Ah, sua menina era sua fonte de sorrisos! Só pensar nela já lhe dissipara todas as preocupações da sua mente! Que se danassem todos os intolerantes e homofóbicos, que fossem às favas todos aqueles que eram tão limitados que eram incapazes de reconhecer a multiplicidade e complexidade do ser humano! Claro que esses que eram tão simplistas seriam incapazes de entender a vida fora do pequeno quadrado que enxergam!

 

Sortudas eram elas: que eram capazes de reconhecer e respeitar todas as formas de amor. E se o preço que tinham a pagar por isso era a intolerância dos limitados, que fosse. Todos aqueles que enxergam além sofrem algum tipo de perseguição.

 

Eliza repousara então seus pensamentos e seguiu com a colega para a jornada de trabalho.

 

Ao fim do dia, fez sua caminhada de volta para casa feliz: logo mais estaria com sua amada!

 

Em casa, depois de tomar um longo banho e lavar de si todas as lágrimas daquela manhã, vestiu-se, pegou sua moto e foi até a faculdade se encontrar com Bárbara.

 

Todas as sexta-feiras tinha a impressão de entrar em um lindo filme romântico: em meio a todas aquelas pessoas e a confusão de alunos que saem da faculdade em desespero e ansiedade pela sexta-feira, aparecia o vulto mais lindo: sua garota.

 

Ela, sempre que a avistava, parada da calçada, o capacete extra na mão, lhe sorria. Era o sorriso mais lindo do mundo. E lá vinha ela caminhando enquanto seus cachinhos pareciam também sorrir: pulando sapecas a cada passo dado.

 

Ao chegar, Bárbara dava um beijinho na bochecha de Eliza. Procuravam ser discretas.
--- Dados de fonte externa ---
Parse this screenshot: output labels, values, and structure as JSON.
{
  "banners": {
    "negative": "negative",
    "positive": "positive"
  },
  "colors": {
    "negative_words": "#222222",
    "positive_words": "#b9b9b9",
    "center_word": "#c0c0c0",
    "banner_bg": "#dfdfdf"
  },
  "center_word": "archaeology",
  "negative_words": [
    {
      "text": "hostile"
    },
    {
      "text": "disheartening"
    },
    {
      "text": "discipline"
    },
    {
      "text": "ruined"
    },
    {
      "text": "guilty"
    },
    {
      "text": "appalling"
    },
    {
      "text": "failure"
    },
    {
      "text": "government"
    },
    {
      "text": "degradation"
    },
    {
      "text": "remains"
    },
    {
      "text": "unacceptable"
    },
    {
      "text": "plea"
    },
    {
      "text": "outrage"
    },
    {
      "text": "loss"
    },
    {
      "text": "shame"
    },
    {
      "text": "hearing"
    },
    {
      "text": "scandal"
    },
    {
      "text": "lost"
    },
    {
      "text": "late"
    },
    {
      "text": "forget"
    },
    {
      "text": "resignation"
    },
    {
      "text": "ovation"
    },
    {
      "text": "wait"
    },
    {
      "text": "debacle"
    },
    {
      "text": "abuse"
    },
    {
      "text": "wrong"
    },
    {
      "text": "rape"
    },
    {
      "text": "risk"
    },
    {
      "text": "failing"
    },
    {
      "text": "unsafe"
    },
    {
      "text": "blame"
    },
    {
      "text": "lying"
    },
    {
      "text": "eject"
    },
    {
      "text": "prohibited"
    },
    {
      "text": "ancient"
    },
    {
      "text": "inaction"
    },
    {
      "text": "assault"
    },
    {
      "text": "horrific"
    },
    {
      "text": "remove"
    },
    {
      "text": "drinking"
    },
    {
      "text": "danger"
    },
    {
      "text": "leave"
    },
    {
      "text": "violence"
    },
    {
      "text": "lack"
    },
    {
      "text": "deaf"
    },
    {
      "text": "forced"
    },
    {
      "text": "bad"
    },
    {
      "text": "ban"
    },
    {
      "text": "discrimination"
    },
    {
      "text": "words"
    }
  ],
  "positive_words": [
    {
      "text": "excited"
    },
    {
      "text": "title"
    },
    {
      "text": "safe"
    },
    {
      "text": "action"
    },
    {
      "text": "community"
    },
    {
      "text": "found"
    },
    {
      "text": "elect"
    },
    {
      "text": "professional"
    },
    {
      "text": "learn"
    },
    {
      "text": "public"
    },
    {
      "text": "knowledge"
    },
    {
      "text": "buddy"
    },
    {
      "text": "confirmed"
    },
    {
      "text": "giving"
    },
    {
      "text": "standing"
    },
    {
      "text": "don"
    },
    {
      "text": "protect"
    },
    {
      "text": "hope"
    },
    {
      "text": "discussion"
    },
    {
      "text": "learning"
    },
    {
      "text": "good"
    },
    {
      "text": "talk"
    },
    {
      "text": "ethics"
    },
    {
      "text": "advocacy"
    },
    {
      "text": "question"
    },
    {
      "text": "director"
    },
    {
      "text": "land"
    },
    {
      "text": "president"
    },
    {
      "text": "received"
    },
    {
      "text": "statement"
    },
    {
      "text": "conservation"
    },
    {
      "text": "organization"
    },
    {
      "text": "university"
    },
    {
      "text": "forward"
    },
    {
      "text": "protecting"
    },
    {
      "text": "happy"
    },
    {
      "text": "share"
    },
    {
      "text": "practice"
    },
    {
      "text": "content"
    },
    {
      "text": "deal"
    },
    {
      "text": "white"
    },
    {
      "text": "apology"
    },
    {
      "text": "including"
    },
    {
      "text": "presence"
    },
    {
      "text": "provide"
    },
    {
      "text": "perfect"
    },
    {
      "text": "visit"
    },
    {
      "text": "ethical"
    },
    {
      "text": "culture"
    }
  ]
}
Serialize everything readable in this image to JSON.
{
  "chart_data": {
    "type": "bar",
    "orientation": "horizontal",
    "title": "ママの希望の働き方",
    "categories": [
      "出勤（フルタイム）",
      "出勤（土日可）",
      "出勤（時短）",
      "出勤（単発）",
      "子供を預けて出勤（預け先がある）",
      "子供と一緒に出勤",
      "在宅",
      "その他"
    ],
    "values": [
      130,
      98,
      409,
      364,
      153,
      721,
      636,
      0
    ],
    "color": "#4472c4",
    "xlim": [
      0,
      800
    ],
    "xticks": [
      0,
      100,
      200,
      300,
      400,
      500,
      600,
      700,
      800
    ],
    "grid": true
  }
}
A liberdade que tinham era boa e tentavam ter paciência e esperar pelo dia em que pudessem estar juntas para sempre.

 

Bárbara subiu na moto, passou as mãos pela cintura de Eliza e seguiram com sorrisos embaixo de seus capacetes.

 

Ao entrarem na casa de Eliza deram, de verdade, seu beijo. O beijo de duas amantes, de dois seres humanos apaixonados, de duas almas que se encontraram e se reconheceram.

 

Seguiram se beijando até o quarto e lá, demoradamente, se despiram. Olhavam-se nos olhos enquanto uma tirava as peças de roupa da outra. As mãos de Eliza se demoravam, acariciando delicadamente os braços de Bárbara. Beijava sua nuca, a ponta de seu queixo, sua testa. Fazer amor para elas era assim: era de fato cheio de amor.

 

Deitaram-se nuas na cama. Olhavam-se ainda sem pressa. Seus olhos conversavam, seus corações batiam em sincronia.

 

Lá fora, o mundo seguia com seus absurdos. Felicianos, Bolsonaros, fundamentalistas e tantos pais e familiares se aproveitavam de seu poder para distorcer, machucar, julgar, condenar, expulsar, proibir.

 

Mas ali dentro daquela pequena casa de tão poucos móveis o amor reinava: lindo, puro, maior e mais forte do que qualquer preconceito.